Now the president refuses to acknowledge that these tariffs are hurting Main Street. He's got a bigger imperative. He's treating the Chinese like the Soviet Union. He wants to be Reagan, he wants that wall torn down. This time, though, it's the Chinese wall and the PRC is not some decrepit easily rolled nation.
The Fed chair refuses to acknowledge the damage the tariffs are starting to do, either. I know if the president wanted his way with the Fed, at this point he would have to use reverse psychology and demand enough tightenings to throw us into recession. Jay Powell has to go out and say "you know I wanted to tighten once in December, our ninth tightening, and then three more next year, but the president is so bent on destroying the economy to bring down the PRC that he is doing my work for me and I can sit back and watch the damage occur. What a great tour de force way to get control of the situation. I hope he does it.
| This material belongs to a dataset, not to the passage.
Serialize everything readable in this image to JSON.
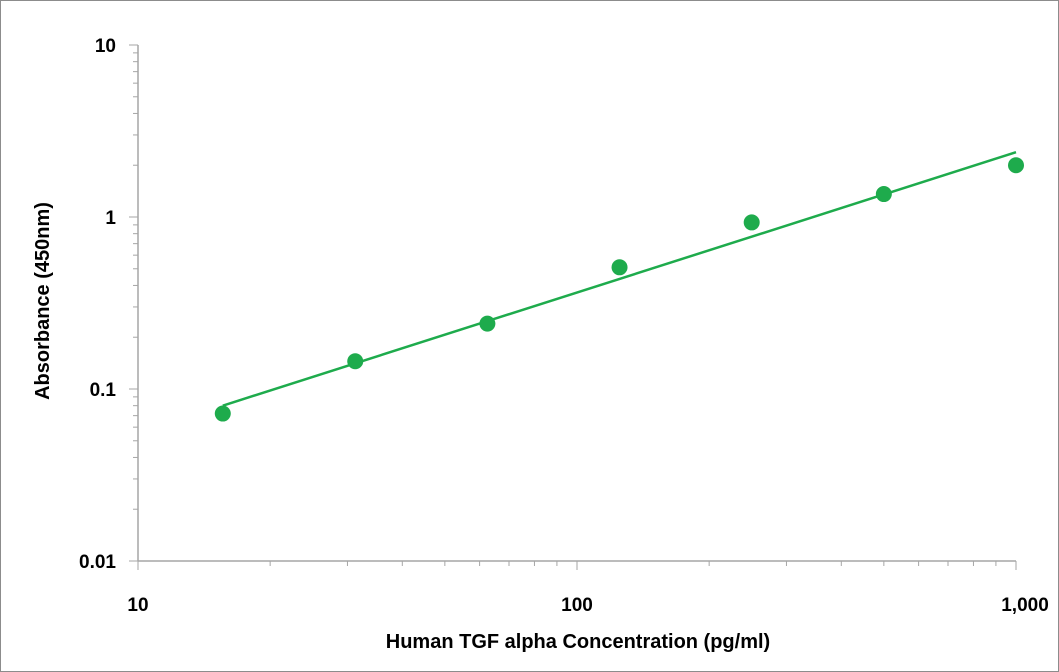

But now, I want to go back to the context here. There's a big straw man I keep hearing, the straw man is that the economy is so strong that, not to worry, Powell can tighten all he wants, even go beyond this mythical figure and we won't have a recession.
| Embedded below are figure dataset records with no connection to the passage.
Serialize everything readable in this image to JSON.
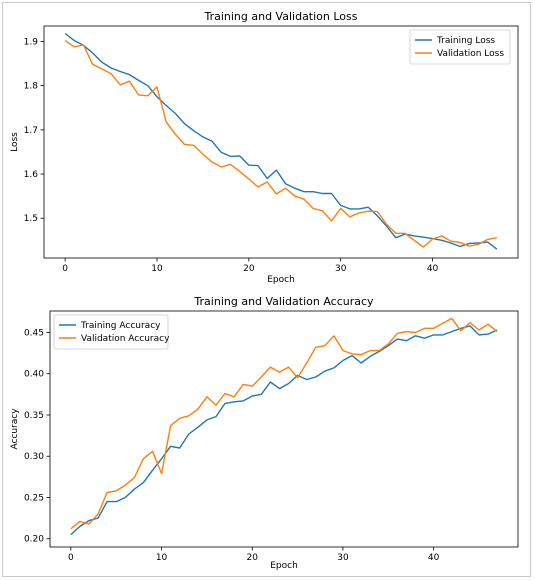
{
  "chart_data": [
    {
      "type": "line",
      "title": "Training and Validation Loss",
      "xlabel": "Epoch",
      "ylabel": "Loss",
      "xlim": [
        -2.3,
        49.3
      ],
      "ylim": [
        1.41,
        1.935
      ],
      "xticks": [
        0,
        10,
        20,
        30,
        40
      ],
      "xtick_labels": [
        "0",
        "10",
        "20",
        "30",
        "40"
      ],
      "yticks": [
        1.5,
        1.6,
        1.7,
        1.8,
        1.9
      ],
      "ytick_labels": [
        "1.5",
        "1.6",
        "1.7",
        "1.8",
        "1.9"
      ],
      "grid": false,
      "legend_position": "upper right",
      "series": [
        {
          "name": "Training Loss",
          "color": "#1f77b4",
          "values": [
            1.918,
            1.902,
            1.891,
            1.874,
            1.853,
            1.84,
            1.832,
            1.825,
            1.812,
            1.8,
            1.775,
            1.755,
            1.737,
            1.714,
            1.698,
            1.684,
            1.674,
            1.649,
            1.64,
            1.641,
            1.62,
            1.619,
            1.59,
            1.609,
            1.578,
            1.568,
            1.56,
            1.56,
            1.556,
            1.556,
            1.529,
            1.521,
            1.521,
            1.525,
            1.505,
            1.482,
            1.456,
            1.464,
            1.46,
            1.457,
            1.454,
            1.45,
            1.444,
            1.436,
            1.443,
            1.444,
            1.446,
            1.43
          ]
        },
        {
          "name": "Validation Loss",
          "color": "#ff7f0e",
          "values": [
            1.902,
            1.888,
            1.892,
            1.848,
            1.838,
            1.827,
            1.802,
            1.81,
            1.779,
            1.777,
            1.797,
            1.718,
            1.69,
            1.667,
            1.665,
            1.645,
            1.627,
            1.616,
            1.622,
            1.606,
            1.589,
            1.571,
            1.582,
            1.555,
            1.568,
            1.55,
            1.543,
            1.522,
            1.517,
            1.494,
            1.522,
            1.503,
            1.512,
            1.516,
            1.515,
            1.486,
            1.466,
            1.466,
            1.45,
            1.435,
            1.453,
            1.46,
            1.448,
            1.445,
            1.437,
            1.441,
            1.452,
            1.456
          ]
        }
      ]
    },
    {
      "type": "line",
      "title": "Training and Validation Accuracy",
      "xlabel": "Epoch",
      "ylabel": "Accuracy",
      "xlim": [
        -2.3,
        49.3
      ],
      "ylim": [
        0.19,
        0.476
      ],
      "xticks": [
        0,
        10,
        20,
        30,
        40
      ],
      "xtick_labels": [
        "0",
        "10",
        "20",
        "30",
        "40"
      ],
      "yticks": [
        0.2,
        0.25,
        0.3,
        0.35,
        0.4,
        0.45
      ],
      "ytick_labels": [
        "0.20",
        "0.25",
        "0.30",
        "0.35",
        "0.40",
        "0.45"
      ],
      "grid": false,
      "legend_position": "upper left",
      "series": [
        {
          "name": "Training Accuracy",
          "color": "#1f77b4",
          "values": [
            0.205,
            0.215,
            0.222,
            0.225,
            0.245,
            0.245,
            0.25,
            0.26,
            0.268,
            0.283,
            0.297,
            0.312,
            0.31,
            0.327,
            0.335,
            0.344,
            0.348,
            0.364,
            0.366,
            0.367,
            0.373,
            0.375,
            0.39,
            0.382,
            0.388,
            0.398,
            0.393,
            0.396,
            0.403,
            0.407,
            0.416,
            0.422,
            0.413,
            0.421,
            0.427,
            0.434,
            0.442,
            0.44,
            0.446,
            0.443,
            0.447,
            0.447,
            0.451,
            0.455,
            0.458,
            0.447,
            0.448,
            0.453
          ]
        },
        {
          "name": "Validation Accuracy",
          "color": "#ff7f0e",
          "values": [
            0.212,
            0.221,
            0.218,
            0.23,
            0.256,
            0.258,
            0.265,
            0.274,
            0.297,
            0.306,
            0.279,
            0.337,
            0.346,
            0.349,
            0.357,
            0.372,
            0.362,
            0.376,
            0.372,
            0.387,
            0.385,
            0.396,
            0.408,
            0.402,
            0.408,
            0.395,
            0.413,
            0.432,
            0.434,
            0.446,
            0.428,
            0.424,
            0.423,
            0.428,
            0.428,
            0.436,
            0.449,
            0.451,
            0.45,
            0.455,
            0.455,
            0.461,
            0.467,
            0.452,
            0.462,
            0.453,
            0.46,
            0.451
          ]
        }
      ]
    }
  ]
}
I find that logic appalling. We are not talking about having a recession. We are talking about reversing a lot of the great growth we have had and creating rounds and rounds of layoffs because of a lack of demand in autos, in housing, in construction and so many other industries. That's really what's in the cards.
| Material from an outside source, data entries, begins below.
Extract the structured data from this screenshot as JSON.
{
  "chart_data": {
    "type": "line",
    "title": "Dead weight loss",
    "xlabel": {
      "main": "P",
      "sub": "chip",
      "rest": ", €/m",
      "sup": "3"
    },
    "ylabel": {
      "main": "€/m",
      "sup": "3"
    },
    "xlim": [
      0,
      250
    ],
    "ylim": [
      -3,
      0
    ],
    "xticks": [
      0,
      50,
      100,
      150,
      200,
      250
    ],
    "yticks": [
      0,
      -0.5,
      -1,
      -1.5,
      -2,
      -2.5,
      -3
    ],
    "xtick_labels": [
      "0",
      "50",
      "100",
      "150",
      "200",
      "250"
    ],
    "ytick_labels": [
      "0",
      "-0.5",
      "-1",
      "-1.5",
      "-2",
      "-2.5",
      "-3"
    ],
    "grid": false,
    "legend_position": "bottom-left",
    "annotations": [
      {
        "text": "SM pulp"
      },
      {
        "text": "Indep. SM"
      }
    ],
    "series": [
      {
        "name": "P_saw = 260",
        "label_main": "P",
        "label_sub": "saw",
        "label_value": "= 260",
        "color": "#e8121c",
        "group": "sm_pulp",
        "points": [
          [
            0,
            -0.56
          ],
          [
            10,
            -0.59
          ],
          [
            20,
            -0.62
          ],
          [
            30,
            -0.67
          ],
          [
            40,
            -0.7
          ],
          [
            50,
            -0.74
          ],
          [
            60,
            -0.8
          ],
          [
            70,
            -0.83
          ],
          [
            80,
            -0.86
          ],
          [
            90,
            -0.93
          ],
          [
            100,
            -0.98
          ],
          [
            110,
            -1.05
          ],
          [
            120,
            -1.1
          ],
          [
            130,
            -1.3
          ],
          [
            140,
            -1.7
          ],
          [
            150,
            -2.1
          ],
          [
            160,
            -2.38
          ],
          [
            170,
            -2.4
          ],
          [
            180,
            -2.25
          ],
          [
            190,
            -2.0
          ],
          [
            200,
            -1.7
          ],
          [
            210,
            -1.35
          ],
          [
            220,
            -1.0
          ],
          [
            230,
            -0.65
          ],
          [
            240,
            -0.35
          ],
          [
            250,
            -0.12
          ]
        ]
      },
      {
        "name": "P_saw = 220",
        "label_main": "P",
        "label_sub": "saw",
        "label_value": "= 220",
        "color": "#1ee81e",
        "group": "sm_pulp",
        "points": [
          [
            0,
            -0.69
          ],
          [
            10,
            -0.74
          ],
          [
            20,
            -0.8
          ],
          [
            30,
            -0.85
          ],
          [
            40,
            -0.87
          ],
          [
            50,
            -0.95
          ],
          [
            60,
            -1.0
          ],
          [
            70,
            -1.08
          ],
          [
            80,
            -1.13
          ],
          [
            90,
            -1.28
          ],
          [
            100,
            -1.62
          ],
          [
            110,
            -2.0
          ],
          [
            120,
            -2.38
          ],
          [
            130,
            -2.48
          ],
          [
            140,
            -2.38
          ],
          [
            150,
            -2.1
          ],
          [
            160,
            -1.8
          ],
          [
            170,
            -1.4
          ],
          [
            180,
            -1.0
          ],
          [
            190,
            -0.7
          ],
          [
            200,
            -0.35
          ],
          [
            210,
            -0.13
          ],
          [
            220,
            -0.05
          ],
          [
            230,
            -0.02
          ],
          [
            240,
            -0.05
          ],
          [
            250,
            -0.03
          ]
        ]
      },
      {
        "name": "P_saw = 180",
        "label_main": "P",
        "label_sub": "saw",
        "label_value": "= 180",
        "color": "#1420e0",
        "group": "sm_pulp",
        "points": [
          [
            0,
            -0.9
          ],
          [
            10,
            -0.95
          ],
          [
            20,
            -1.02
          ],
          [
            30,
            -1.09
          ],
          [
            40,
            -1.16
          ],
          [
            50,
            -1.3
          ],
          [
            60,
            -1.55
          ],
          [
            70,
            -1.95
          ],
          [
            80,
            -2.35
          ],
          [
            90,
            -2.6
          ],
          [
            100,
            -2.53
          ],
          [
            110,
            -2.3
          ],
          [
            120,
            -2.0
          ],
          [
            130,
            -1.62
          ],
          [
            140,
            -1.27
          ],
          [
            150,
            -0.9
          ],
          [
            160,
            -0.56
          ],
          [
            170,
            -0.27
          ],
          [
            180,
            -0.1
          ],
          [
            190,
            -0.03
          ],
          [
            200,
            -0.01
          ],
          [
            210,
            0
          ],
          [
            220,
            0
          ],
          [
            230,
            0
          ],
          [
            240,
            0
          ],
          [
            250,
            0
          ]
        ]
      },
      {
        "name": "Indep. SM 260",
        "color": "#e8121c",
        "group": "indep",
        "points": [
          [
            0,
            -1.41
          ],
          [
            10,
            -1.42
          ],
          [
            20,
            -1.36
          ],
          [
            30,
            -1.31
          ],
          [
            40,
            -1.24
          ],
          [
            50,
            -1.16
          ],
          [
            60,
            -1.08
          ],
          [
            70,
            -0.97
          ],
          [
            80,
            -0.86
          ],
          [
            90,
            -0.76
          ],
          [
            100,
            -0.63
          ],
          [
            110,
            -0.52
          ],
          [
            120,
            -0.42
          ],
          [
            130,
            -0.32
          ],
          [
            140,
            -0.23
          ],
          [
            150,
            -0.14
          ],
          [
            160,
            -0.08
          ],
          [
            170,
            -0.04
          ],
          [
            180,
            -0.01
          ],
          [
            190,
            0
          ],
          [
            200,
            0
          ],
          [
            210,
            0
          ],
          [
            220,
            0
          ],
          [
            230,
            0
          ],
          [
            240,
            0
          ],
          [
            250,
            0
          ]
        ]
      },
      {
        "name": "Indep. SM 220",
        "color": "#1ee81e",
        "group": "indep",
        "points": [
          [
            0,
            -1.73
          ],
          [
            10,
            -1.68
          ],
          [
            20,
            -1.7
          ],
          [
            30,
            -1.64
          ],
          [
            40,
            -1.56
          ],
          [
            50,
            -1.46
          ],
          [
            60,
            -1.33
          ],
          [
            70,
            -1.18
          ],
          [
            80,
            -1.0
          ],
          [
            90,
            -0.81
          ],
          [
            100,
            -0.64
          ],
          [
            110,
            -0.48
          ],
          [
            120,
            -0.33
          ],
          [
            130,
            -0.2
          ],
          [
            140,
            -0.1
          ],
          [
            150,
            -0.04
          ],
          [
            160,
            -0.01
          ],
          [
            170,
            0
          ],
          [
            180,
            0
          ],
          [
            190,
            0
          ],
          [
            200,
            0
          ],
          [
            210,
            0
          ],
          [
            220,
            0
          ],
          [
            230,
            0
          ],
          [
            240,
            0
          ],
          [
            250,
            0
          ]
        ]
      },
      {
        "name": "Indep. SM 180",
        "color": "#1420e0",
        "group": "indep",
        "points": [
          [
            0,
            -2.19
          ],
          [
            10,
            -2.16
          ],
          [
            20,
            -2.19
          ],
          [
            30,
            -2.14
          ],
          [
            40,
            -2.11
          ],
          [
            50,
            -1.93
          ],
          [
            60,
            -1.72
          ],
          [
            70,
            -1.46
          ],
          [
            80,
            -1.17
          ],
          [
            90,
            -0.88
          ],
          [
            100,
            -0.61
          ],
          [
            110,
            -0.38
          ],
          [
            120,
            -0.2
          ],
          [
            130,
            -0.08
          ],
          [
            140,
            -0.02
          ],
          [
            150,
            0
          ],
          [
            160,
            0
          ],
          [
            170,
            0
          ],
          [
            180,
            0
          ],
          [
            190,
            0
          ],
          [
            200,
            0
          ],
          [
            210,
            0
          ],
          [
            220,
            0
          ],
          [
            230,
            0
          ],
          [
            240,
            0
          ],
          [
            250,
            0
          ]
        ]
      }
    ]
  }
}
You know what's not in the cards? Another Great Recession. We can have lots of economic activity cease, we can have businesses no longer want to grow, we can have a cessation of cross border trade and what would happen is that Main Street would do badly. But as long as the corporate and individual balance sheets are strong -- and they are -- we are not going to spiral into some sort of systemic risk situation.
Yet, on Wedneday it was obvious that many felt that we were going to go into something more severe. There were enough issues and disappointments on the table that it is easy to see how we could get into some real ugliness that hurts corporate profits and slashes earnings per share. But that and the attendant layoffs are the prices we are going to have to pay if these gigantic games of chicken between the president and the Fed and the president and china keep hurtling toward the cliff.
Now I am smart enough to know that I don't know who will blink. I am also smart enough to know, though, that someone has to, one of these parties or we will have to repeal these nice gains that come from having Visa (V) and Microsoft (MSFT) and Tesla (TSLA) and Ford (F) among a host of other companies report great numbers.
My point is a simple one: those who want the economy slowed because of inflation, you should be careful what you wish for. You will get all the deflation you need if these games of chicken escalate.
But if you get one thing out of my contextual lesson it's that this is not 2007 where there was too much damage to avoid a crash. This is 2006, when it could still be averted. Let's hope the policy makers recognize that, and we can avoid a painful but not cataclysmic downturn like we had when they knew nothing and that game of chicken ended in disaster.